I also appreciated this woman's understanding of biomechanics. I was a little horrified at the lack of decent muscle development in the horses that were there. But she talked about lateral bend and longitudinal bend, had the horse she was riding stepping under with his hind end and rode easily off the inside rein. Her position was faultless and her seat dead quiet. She stressed the importance of ground work as basics.

What got me back in the car on the way home at 3: was when she started working on the shoulders. She began with the horse she'd been riding and when he didn't get the exercise right off, she got into his face too much for me. Previously she had been rewarding try, but here she seemed to want it all- bingo. When she didn't get it, she got louder. In the morning, she had used the example of how useless it was to scream at deaf people, and yet, that's what it seemed to me she was doing. And at that point, I thought she also stopped giving choices and reading the horse's responses. I saw fear and confusion in the horse (that's smoke and mirrors talk for a high-headed, wide eyed horse whose respiration had gone up rapidly).

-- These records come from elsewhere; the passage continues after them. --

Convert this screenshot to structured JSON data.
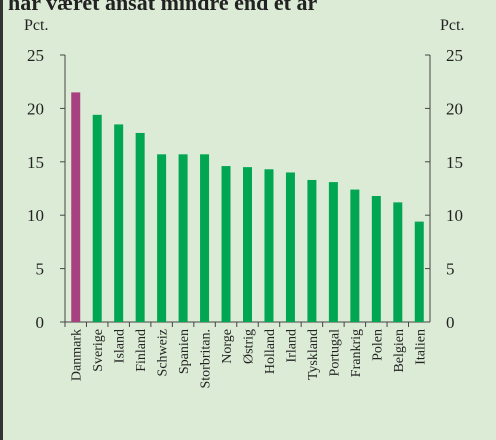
{
  "chart_data": {
    "type": "bar",
    "title": "har været ansat mindre end et år",
    "y_label": "Pct.",
    "y2_label": "Pct.",
    "categories": [
      "Danmark",
      "Sverige",
      "Island",
      "Finland",
      "Schweiz",
      "Spanien",
      "Storbritan.",
      "Norge",
      "Østrig",
      "Holland",
      "Irland",
      "Tyskland",
      "Portugal",
      "Frankrig",
      "Polen",
      "Belgien",
      "Italien"
    ],
    "values": [
      21.5,
      19.4,
      18.5,
      17.7,
      15.7,
      15.7,
      15.7,
      14.6,
      14.5,
      14.3,
      14.0,
      13.3,
      13.1,
      12.4,
      11.8,
      11.2,
      9.4
    ],
    "colors": [
      "#a8417f",
      "#00a651",
      "#00a651",
      "#00a651",
      "#00a651",
      "#00a651",
      "#00a651",
      "#00a651",
      "#00a651",
      "#00a651",
      "#00a651",
      "#00a651",
      "#00a651",
      "#00a651",
      "#00a651",
      "#00a651",
      "#00a651"
    ],
    "ylim": [
      0,
      25
    ],
    "yticks": [
      0,
      5,
      10,
      15,
      20,
      25
    ],
    "y2lim": [
      0,
      25
    ],
    "y2ticks": [
      0,
      5,
      10,
      15,
      20,
      25
    ]
  }
}
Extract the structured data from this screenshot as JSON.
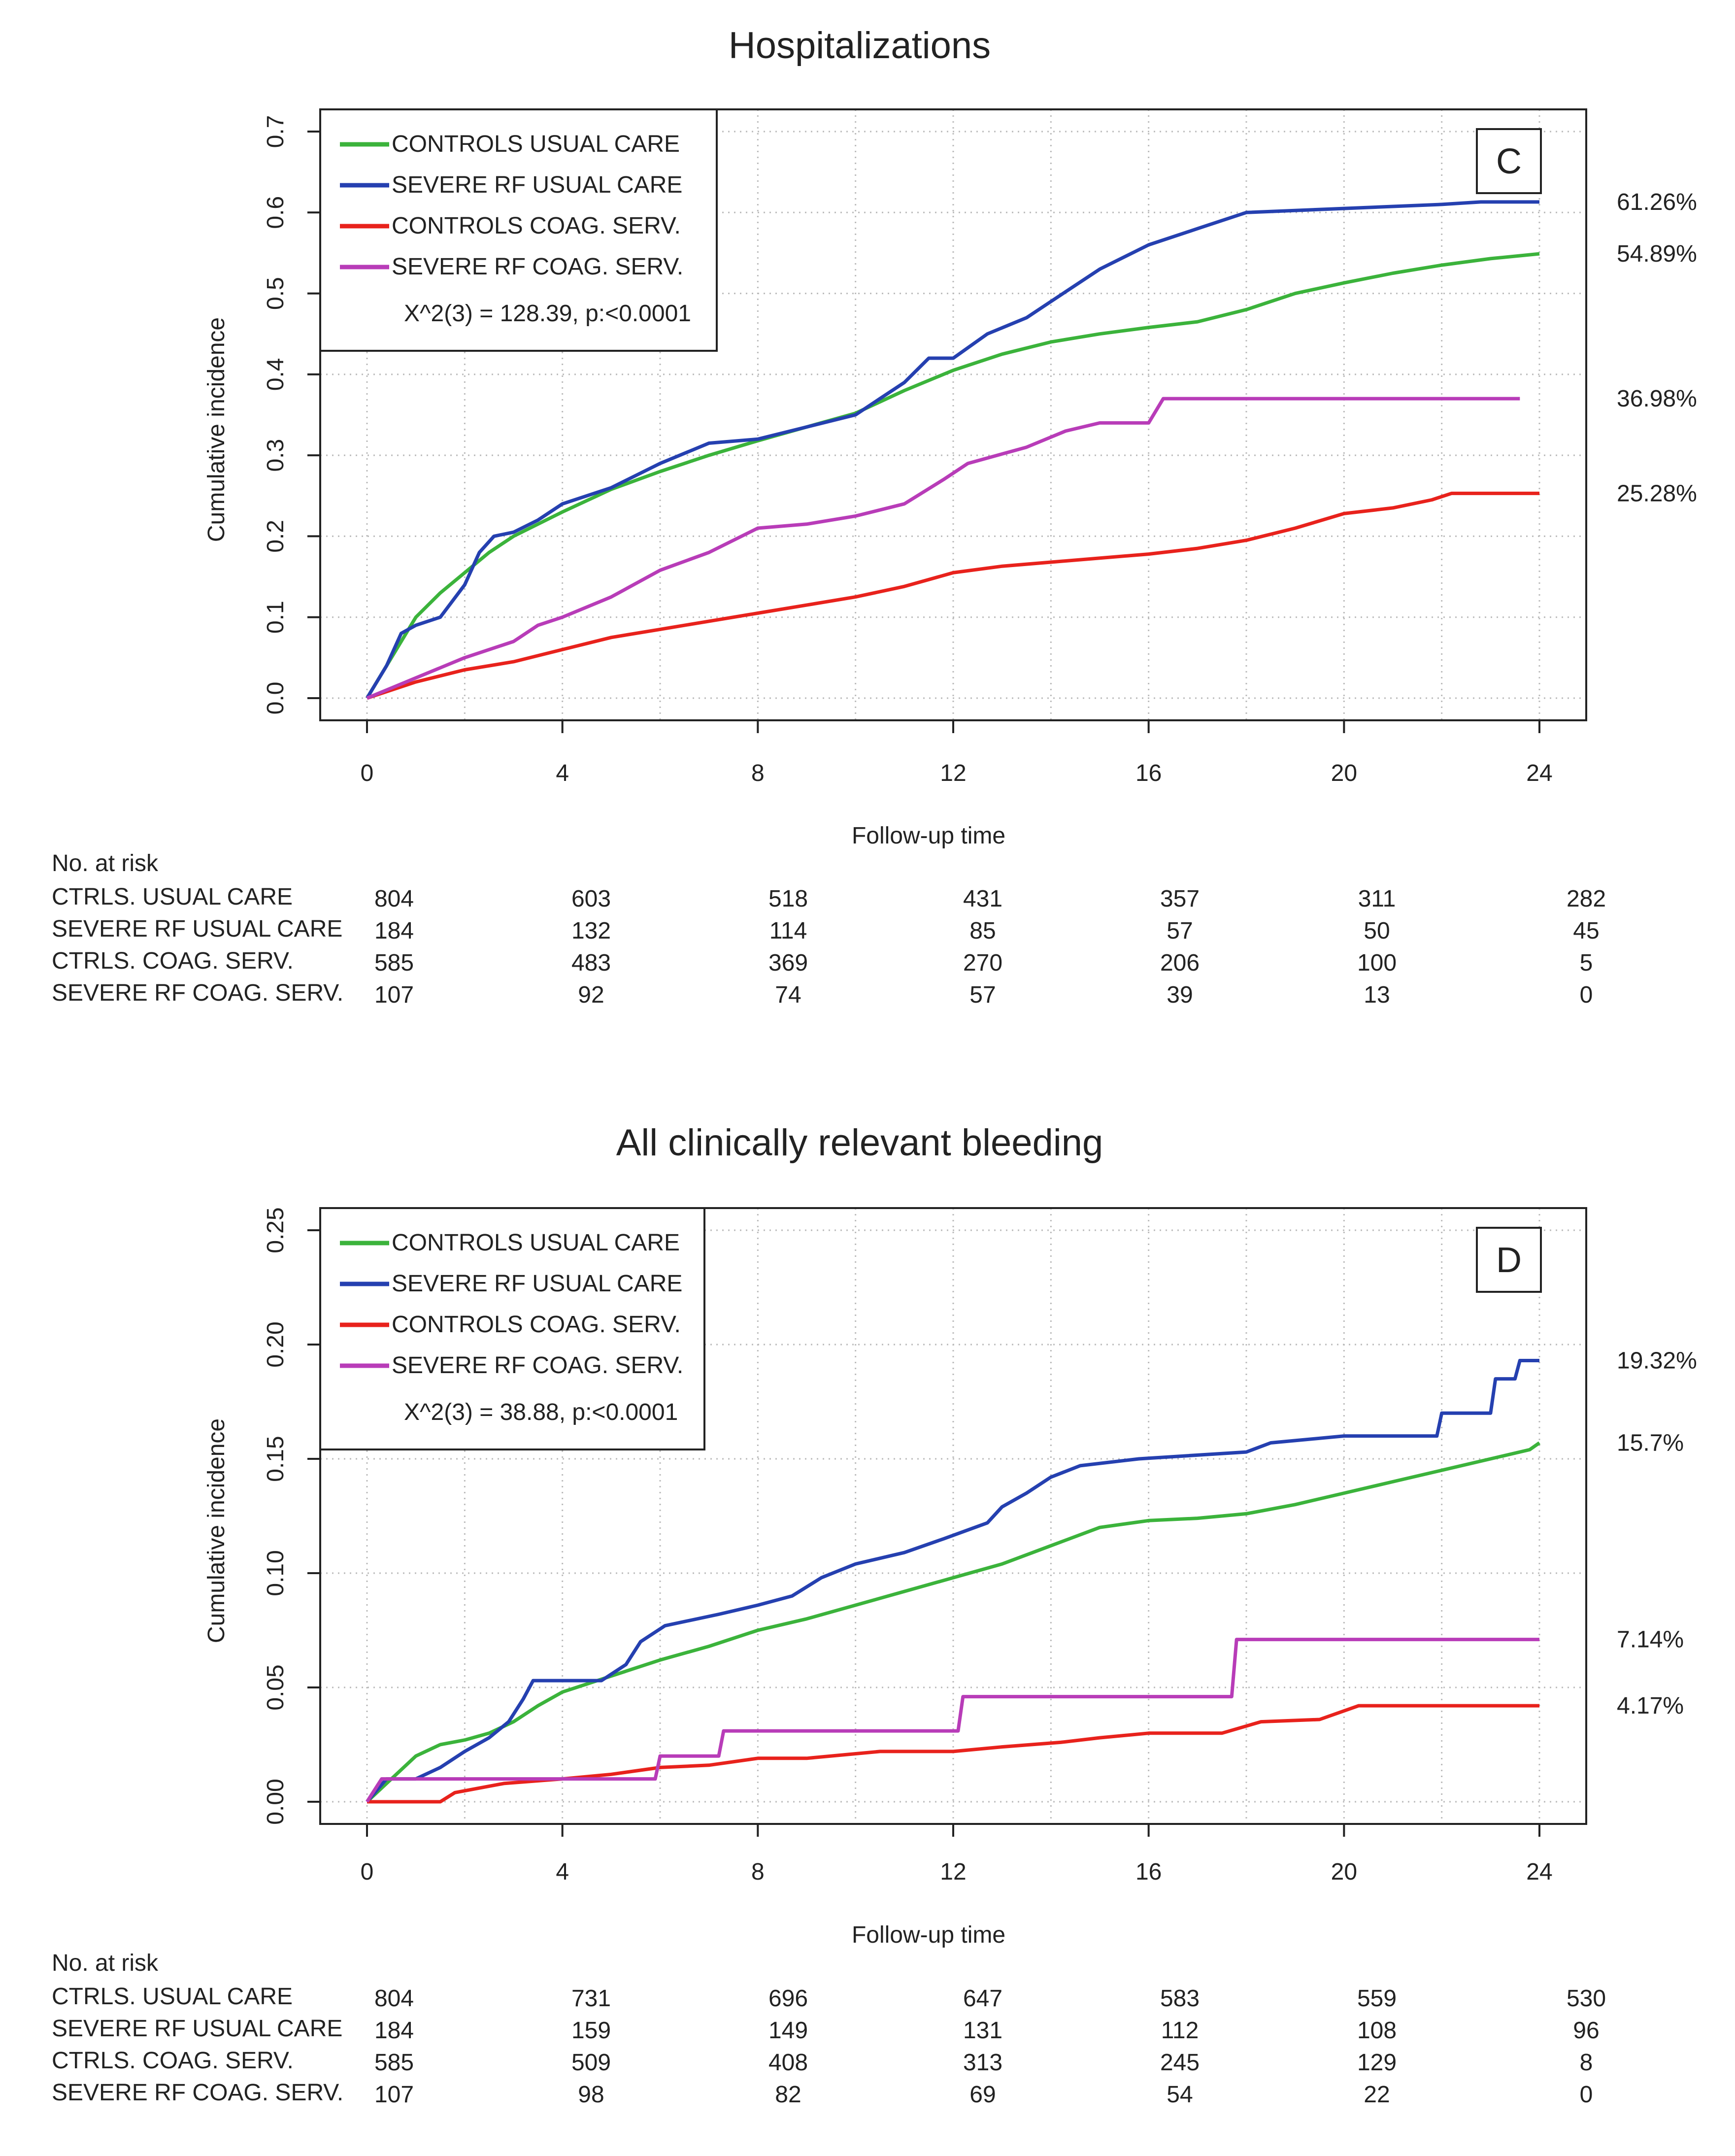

She had been trying to demonstrate something to one of the clinic participants so he could do it with his horse. The interesting thing to me was that when she got in the horse's face (literally waving her hand and rope at the horse's head), she not only lost clarity for the horse, she lost clarity for the person observing! He could not see what she was doing and how to mimic it. It became very fuzzy for everyone. When she first began the exercise, I thought, "oh, this is just like Alex's Hip-Shoulder-Shoulder exercise. Instead it was hip scramble scramble. The clinician was unable, in my observation, to explain it to her horse or to the participant. So then she took the participant's horse. And that is when I had to leave. Because she didn't explain it to that horse any better and she started "talking" for the horse...saying this mare thought she was pretty. The mare had the same body language as the other horse- head up, eyes wide, nostrils showing increased rate of respiration. Maybe pretty to some, but I don't think that's what the mare was thinking herself. Instead, her body language said "I want to get out of here" and she avoided the trainer as best as possible.

So to my eyes, it was bad enough to have brought this fear out while at the same time not explaining it to the horse. But then I felt I was being lied to when she was speaking for the horse. So I came home to my own horses, not at all sorry to have observed, certainly giving me plenty to think about, but also hoping those horses figured it out without too much more fear and confusion being involved.